Any sexual act performed on an individual without their consent is called sexual violence, says European Institute for Gender Equality. Sexual violence can take the form of rape or sexual assault.
For example, the Zimbabwe Gender Commission reports that 22 women are raped daily, one every 75 minutes. On average, 646 women are sexually abused monthly, with one in three girls raped or sexually assaulted before they reach the age of 18.
Female genital mutilation
According to WHO, female genital mutilation (FGM) or circumcision refers to a variety of operations involving partial or total removal of female external genitalia.
The female external genital organ consists of the vulva, which comprises the labia majora, labia minora, and the clitoris covered by its hood in front of the urinary and vaginal openings.

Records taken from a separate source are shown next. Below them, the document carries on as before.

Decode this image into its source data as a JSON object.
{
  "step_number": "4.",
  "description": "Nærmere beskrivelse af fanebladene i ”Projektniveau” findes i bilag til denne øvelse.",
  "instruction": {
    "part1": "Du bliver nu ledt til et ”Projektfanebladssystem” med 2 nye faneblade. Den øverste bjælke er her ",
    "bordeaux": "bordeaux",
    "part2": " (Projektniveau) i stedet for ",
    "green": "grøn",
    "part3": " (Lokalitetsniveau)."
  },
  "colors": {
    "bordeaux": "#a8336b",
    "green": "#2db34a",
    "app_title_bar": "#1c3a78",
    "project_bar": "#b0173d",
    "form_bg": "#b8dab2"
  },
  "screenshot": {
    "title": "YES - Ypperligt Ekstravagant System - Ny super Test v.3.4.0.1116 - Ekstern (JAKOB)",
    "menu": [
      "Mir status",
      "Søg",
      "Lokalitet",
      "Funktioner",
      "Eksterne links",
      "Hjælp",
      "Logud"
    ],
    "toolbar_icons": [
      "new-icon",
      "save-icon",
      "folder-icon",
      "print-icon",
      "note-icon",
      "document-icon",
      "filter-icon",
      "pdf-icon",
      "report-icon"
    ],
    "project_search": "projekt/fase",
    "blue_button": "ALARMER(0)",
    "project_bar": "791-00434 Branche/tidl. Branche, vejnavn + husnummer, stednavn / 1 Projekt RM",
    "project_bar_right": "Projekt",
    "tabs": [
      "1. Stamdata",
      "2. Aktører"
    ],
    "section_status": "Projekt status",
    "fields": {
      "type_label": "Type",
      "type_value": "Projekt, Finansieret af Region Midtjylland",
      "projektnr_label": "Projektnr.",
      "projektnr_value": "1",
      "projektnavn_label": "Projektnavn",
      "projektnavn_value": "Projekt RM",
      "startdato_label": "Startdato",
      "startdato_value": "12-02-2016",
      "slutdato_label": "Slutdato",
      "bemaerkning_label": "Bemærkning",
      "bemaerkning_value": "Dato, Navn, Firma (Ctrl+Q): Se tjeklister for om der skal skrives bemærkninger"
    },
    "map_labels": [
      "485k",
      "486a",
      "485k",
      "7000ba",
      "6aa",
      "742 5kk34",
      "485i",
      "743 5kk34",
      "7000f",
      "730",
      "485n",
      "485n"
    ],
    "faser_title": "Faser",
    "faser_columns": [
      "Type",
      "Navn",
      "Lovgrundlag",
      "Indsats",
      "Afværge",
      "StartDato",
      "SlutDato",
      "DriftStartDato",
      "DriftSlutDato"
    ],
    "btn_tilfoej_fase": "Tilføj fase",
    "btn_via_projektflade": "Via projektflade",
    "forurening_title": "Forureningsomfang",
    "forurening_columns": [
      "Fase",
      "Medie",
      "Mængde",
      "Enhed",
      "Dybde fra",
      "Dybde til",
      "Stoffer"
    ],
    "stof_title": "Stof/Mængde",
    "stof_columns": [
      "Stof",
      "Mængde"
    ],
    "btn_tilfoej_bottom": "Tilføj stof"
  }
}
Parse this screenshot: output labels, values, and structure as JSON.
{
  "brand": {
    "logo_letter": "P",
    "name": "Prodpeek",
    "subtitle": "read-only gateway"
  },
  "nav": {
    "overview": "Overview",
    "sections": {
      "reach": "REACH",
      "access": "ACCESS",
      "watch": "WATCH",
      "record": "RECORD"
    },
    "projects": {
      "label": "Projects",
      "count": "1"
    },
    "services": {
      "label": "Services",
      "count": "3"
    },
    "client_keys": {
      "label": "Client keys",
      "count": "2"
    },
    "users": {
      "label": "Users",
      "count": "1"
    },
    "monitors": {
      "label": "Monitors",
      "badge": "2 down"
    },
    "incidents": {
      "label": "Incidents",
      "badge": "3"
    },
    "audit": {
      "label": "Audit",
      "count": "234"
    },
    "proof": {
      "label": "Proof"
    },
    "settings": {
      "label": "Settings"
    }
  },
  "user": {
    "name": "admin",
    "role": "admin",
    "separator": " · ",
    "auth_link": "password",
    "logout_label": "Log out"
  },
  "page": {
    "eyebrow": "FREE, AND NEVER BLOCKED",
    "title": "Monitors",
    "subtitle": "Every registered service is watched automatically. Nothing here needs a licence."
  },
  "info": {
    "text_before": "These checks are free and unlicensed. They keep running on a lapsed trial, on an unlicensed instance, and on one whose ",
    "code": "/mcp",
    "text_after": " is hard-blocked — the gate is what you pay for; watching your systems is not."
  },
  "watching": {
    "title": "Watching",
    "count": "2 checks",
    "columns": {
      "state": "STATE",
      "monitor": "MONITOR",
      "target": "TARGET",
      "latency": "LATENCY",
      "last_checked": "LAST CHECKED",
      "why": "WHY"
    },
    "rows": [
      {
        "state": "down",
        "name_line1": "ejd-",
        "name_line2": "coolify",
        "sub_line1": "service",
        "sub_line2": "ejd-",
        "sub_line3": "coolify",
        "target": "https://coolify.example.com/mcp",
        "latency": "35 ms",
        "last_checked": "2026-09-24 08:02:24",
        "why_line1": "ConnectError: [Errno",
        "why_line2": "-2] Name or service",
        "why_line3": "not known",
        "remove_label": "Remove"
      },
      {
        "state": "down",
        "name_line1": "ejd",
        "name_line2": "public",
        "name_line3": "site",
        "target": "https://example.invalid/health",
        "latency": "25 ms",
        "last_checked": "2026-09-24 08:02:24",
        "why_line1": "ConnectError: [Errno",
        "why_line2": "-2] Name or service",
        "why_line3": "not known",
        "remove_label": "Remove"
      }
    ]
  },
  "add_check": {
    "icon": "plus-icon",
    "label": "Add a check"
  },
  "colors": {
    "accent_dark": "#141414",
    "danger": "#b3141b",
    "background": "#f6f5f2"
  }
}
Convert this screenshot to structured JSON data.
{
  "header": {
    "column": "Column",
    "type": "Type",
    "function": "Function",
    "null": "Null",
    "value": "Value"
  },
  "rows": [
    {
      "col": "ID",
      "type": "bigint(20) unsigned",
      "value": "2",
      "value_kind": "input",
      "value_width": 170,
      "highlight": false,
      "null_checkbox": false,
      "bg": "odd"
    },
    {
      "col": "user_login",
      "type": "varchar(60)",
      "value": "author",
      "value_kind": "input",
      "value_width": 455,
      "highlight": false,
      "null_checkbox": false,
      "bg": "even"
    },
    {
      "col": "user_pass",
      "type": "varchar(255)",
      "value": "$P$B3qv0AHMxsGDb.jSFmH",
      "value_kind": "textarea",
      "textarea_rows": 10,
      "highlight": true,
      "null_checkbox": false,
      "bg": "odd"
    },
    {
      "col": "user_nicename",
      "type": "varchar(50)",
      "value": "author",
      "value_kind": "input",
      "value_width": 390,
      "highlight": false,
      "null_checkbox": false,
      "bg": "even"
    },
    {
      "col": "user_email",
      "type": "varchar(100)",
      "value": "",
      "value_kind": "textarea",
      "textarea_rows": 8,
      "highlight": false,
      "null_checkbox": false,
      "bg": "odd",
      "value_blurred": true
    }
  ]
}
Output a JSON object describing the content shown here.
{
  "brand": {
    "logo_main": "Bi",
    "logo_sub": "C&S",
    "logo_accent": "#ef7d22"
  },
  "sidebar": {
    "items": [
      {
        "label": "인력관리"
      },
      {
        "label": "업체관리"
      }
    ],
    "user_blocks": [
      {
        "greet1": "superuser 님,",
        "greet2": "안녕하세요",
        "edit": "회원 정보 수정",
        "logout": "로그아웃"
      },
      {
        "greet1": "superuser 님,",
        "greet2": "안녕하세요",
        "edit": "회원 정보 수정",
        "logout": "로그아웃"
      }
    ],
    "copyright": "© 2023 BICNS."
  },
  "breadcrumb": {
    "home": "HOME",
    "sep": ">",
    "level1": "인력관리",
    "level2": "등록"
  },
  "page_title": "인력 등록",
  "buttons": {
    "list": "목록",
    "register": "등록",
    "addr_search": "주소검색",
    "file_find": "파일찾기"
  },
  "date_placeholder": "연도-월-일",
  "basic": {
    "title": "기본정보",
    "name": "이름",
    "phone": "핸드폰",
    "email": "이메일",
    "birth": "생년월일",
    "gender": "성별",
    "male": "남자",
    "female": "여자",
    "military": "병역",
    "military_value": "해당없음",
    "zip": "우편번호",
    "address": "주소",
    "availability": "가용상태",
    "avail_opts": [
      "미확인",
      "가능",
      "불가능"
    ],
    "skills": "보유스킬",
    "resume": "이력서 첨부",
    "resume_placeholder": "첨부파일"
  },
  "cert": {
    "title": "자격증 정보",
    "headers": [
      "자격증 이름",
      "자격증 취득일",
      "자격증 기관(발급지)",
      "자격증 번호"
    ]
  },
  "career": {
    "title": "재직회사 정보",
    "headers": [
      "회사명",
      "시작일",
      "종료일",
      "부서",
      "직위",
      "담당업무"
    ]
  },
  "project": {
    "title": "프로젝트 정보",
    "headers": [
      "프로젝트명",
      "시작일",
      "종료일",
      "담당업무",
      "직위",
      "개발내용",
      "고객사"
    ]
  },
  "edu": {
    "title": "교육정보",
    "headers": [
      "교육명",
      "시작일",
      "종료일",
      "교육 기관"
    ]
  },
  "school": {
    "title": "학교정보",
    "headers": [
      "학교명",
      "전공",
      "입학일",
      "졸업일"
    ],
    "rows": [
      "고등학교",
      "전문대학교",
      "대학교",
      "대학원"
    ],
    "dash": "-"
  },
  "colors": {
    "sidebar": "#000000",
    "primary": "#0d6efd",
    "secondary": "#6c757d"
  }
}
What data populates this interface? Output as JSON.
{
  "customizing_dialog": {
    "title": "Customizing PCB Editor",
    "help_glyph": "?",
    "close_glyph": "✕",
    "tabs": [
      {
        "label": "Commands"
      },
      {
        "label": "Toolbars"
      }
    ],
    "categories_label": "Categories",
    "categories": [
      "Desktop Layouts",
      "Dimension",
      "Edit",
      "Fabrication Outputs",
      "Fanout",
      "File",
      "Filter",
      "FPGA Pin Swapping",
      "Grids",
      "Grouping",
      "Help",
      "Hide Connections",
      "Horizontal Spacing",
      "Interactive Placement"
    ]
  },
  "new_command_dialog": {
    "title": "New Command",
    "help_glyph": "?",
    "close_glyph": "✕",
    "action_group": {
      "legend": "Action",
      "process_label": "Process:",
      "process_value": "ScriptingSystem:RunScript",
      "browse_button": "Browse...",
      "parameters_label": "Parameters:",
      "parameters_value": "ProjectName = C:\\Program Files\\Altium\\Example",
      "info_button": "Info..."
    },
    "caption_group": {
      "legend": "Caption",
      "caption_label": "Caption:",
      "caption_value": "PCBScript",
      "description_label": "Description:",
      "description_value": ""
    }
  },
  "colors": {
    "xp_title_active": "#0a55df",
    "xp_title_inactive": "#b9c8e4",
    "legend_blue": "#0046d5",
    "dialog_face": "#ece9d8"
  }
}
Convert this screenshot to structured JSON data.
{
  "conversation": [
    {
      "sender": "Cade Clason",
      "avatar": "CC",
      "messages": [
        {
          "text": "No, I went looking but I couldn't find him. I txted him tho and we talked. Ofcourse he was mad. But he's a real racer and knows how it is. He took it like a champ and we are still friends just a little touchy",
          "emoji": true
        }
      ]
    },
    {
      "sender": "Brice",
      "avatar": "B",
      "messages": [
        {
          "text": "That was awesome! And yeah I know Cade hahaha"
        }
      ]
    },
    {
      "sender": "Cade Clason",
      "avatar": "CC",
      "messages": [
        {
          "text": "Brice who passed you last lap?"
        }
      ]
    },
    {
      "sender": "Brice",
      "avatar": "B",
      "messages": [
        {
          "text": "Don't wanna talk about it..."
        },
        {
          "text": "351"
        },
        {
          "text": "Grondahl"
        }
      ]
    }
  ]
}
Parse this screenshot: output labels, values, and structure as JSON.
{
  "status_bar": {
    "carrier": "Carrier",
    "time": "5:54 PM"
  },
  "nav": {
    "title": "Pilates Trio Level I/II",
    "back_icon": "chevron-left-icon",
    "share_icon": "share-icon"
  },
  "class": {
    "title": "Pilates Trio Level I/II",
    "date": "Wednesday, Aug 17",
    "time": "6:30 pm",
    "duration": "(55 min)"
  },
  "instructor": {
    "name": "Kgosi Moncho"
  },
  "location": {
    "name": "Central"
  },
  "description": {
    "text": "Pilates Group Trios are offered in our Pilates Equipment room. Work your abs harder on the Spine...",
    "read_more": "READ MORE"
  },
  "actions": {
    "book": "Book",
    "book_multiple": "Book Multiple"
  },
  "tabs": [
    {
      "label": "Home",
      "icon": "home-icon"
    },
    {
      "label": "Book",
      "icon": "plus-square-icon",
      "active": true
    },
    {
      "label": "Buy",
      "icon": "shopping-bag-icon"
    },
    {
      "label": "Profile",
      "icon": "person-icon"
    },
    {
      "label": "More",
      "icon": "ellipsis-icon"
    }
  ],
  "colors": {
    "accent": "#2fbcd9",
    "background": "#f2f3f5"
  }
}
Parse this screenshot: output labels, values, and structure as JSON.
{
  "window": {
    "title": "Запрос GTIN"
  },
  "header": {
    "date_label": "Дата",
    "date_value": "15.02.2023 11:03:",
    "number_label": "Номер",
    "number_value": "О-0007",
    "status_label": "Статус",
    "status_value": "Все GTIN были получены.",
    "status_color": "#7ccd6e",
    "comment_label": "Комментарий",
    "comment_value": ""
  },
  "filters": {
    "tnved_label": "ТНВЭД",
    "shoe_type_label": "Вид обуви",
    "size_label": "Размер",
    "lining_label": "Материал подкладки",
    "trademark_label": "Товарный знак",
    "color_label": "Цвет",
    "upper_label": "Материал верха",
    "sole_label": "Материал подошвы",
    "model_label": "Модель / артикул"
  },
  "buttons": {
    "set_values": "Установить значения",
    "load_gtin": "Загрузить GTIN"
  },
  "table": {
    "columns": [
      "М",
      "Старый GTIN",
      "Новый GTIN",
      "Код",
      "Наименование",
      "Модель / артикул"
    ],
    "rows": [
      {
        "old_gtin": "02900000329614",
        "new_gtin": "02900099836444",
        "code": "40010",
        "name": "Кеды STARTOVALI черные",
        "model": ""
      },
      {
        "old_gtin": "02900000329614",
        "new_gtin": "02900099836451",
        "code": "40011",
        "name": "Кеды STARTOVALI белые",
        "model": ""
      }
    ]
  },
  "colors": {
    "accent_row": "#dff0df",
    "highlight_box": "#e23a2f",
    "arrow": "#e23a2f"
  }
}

While the world is condemning FGM in all its forms in Africa, the practice also appears to be rampant in Zimbabwe.
Experts say FGM is not only exposing women to HIV/AIDS but violates their sexual rights, signaling a need for collective action in dealing with culturally embedded practices.
According to Herald, a 27-year-old woman died on 8 September 2016, after succumbing to the massive loss of blood as a result of the botched operation meant to make her count in society as a woman.
After failing to conceive, the woman was advised, as is the custom, to seek the attention of the elderly women affectionately known in the local dialect as nene (grandmother).
Any act which causes physical harm as a result of unlawful physical force can be classified as physical violence. Physical violence can take the form of, among others, serious and minor assault, deprivation of liberty and manslaughter.
Any act which causes psychological harm to an individual. It can take the form of, for example, coercion, defamation, verbal insult or harassment.
How can gender-based violence be stopped?
According to Plan International, violence is not a private matter – it must be uncovered in order for it to be challenged. Ending gender-based violence will involve action at all levels: challenging social norms that condone violence or impose gender roles; strengthening legislation to criminalize violence and prosecuting the perpetrators.
The organization says it’s vital for children to learn about gender-equality at school, just as it’s important to promote intergenerational dialogue on violence against children. Community dialogue can challenge the attitudes towards punishment and dominance that perpetuate gender-based violence, it says.
“We must all promote and strengthen values that support non-violent, respectful, nurturing, positive, gender-equitable relationships for all children and adolescents, including the most vulnerable and excluded,” Plan International says.
In her ministerial statement delivered on 4 March 2021, Sithembiso Nyoni, the minister of Women’s Affairs, Community, Small and Medium Enterprises Development said the government was developing a Sexual Harassment Bill and Gender Equality Bill to help fight against GBV.
The Bills are expected to criminalize the offence of sexual harassment and provide frameworks for gender equality.